Ein Mann rempelte ihn an. Heinz Eggebrecht schaute auf. Der Mann war Mitte vierzig, trug einen leger geschnittenen Sakko und hatte die Haare mit Pomade zu einem schwarzen Helm geformt.
«Oh, Pardon!» Der Mann sprach weich, als habe er die Daunen aus seinem Kissen verschluckt. Offenkundig ein Franzose.
«Schon gut.» Eggebrecht strich sein Jackett glatt, obwohl der Rempler dem Stoff nichts hatte anhaben können. Er guckte zu Katzmann, der stand neben ihm und schien sich nicht weiter für den Mann zu interessieren.
«’ätten Sie Freundlischkeit, misch sag’n, wo ist Marktplas?» Ganz klar ein Franzose. Der konnte froh sein, dass er hier unter netten Sachsen war! Eggebrecht musste daran denken, wie er in Paris versucht hatte, zu einem Phototermin zu gelangen. Sein Französisch ging sicher nicht als adlig durch, aber das größere Problem schien ihm, dass diese Franzosen einen Deutschen nicht verstehen wollten. Doch jetzt, wo er die Chance zur Rache hatte, kam er nicht aus seiner Haut und sagte: «Aber selbstverständlich. Sie gehen einfach die Grimmaische Straße hinunter.» Eggebrecht überlegte, ob er den Franzosen vielleicht in der Reichsstraße abbiegen lassen und ein paar Kilometer durch die Stadt schicken sollte. Aber sein Arm zeigte gen Markt. Eggebrecht fühlte sich wie eine Marionette seiner Erziehung, als würde die Gastfreundschaft ihn zum Deppen machen.
«Werde isch finde Üntergründmesse’aus?»
«Aber sicher, das können Sie gar nicht verfehlen. Gleich wenn Sie auf den Markt kommen, rechter Hand.» Eggebrecht kam sich vor wie einer dieser modernen Fließbandarbeiter, nur dass er keine Waren produzierte, sondern Freundlichkeit. Auch Katzmann neben ihm grinste.
Der Franzose nickte, deutete eine Verbeugung an. Es sah aus, als wolle er losgehen, doch dann zögerte der Mann, griff in die Innentasche seines Jacketts.

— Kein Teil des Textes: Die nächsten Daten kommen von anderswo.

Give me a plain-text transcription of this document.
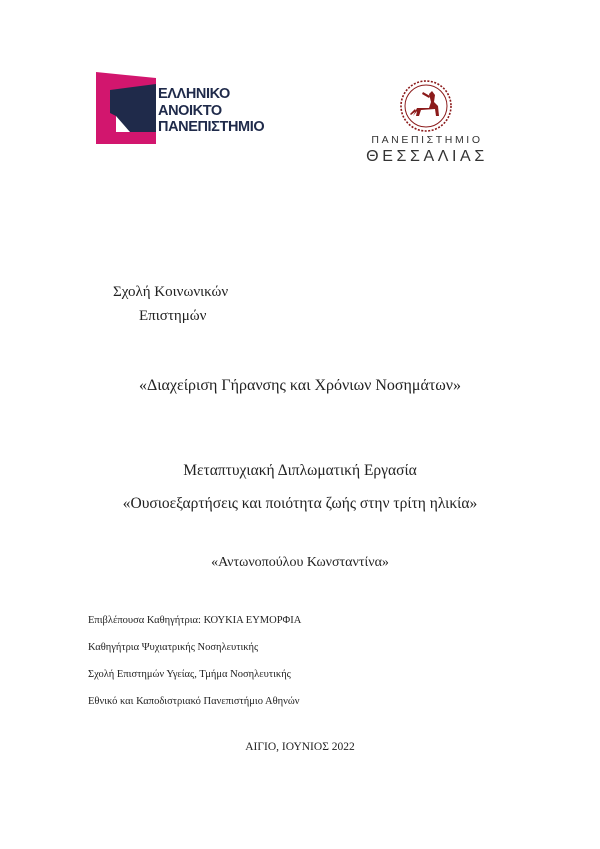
ΕΛΛΗΝΙΚΟ
ΑΝΟΙΚΤΟ
ΠΑΝΕΠΙΣΤΗΜΙΟ
ΠΑΝΕΠΙΣΤΗΜΙΟ
ΘΕΣΣΑΛΙΑΣ
Σχολή Κοινωνικών
Επιστημών
«Διαχείριση Γήρανσης και Χρόνιων Νοσημάτων»
Μεταπτυχιακή Διπλωματική Εργασία
«Ουσιοεξαρτήσεις και ποιότητα ζωής στην τρίτη ηλικία»
«Αντωνοπούλου Κωνσταντίνα»
Επιβλέπουσα Καθηγήτρια: ΚΟΥΚΙΑ ΕΥΜΟΡΦΙΑ
Καθηγήτρια Ψυχιατρικής Νοσηλευτικής
Σχολή Επιστημών Υγείας, Τμήμα Νοσηλευτικής
Εθνικό και Καποδιστριακό Πανεπιστήμιο Αθηνών
ΑΙΓΙΟ, ΙΟΥΝΙΟΣ 2022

Die Bewegung wirkte beiläufig, beinahe etwas zu unauffällig für Eggebrechts Geschmack. Es war diese einstudierte Natürlichkeit, die Trickbetrüger auf Berliner Volksfesten und anderen Menschenaufläufen an den Tag legten. Seine Kollegen, die aus dem Gewühl berichteten, hatten ihm viele Gruselgeschichten erzählt. Er selbst bewegte sich deshalb mit äußerster Vorsicht zwischen Menschen. Auch jetzt tastete seine Hand nach der Brieftasche.
«’aben Sie ein ’inweis, wo isch kann Geld tauschen?» Der Franzose hatte ein Bündel Scheine aus dem Jackett gezogen und wedelte damit herum.